- Transactional operations. All installation operations are transactional. For each operation that Windows Installer performs, it generates an equivalent undo operation that would undo the change made to the system. If a failure occurs during the middle of an installation, Windows Installer can roll back the machine to its original state.
- Self-healing. Windows Installer supports "self-healing" abilities for applications. Applications can detect common installation problems at launch, like missing files or registry keys, and automatically repair themselves.
- Installation on demand. Windows Installer supports on-demand installations of application features. For example, the spelling checker in Microsoft Office Word may not be installed by default, but a user can trigger an on-demand installation of this feature.

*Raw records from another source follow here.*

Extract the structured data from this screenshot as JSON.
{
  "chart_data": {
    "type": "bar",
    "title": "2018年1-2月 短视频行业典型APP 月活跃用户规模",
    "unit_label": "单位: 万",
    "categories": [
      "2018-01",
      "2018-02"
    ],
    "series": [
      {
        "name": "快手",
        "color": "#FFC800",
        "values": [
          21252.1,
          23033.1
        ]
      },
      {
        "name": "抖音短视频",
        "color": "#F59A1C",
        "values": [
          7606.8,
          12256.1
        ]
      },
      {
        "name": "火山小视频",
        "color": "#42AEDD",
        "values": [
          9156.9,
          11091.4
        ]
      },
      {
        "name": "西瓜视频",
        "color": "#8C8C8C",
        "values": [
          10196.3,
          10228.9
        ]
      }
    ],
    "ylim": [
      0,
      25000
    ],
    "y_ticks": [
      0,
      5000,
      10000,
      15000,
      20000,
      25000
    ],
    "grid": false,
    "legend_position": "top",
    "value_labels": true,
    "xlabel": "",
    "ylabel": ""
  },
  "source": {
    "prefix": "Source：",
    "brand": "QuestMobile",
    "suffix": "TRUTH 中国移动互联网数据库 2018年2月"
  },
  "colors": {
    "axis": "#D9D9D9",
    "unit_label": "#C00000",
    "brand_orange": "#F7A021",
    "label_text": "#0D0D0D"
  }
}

- Installation in locked-down environments. In fully locked-down environments, users don't generally have permission or the ability to install applications. In most cases, they don't have write-access to the Program Files folder of their computers or to the HKEY_LOCAL_MACHINE registry location. If an administrator approves an installation package by means of Group Policy, for instance, Windows Installer can perform an installation on the user's behalf.
- State management. Windows Installer provides a set of standard Win32® application programming interfaces (APIs) and automation interfaces for applications and administrators to use for querying the installation state on the machine. The APIs allow querying of the current state, verification of the existing state, repair of a corrupted state, and transition from one state to another.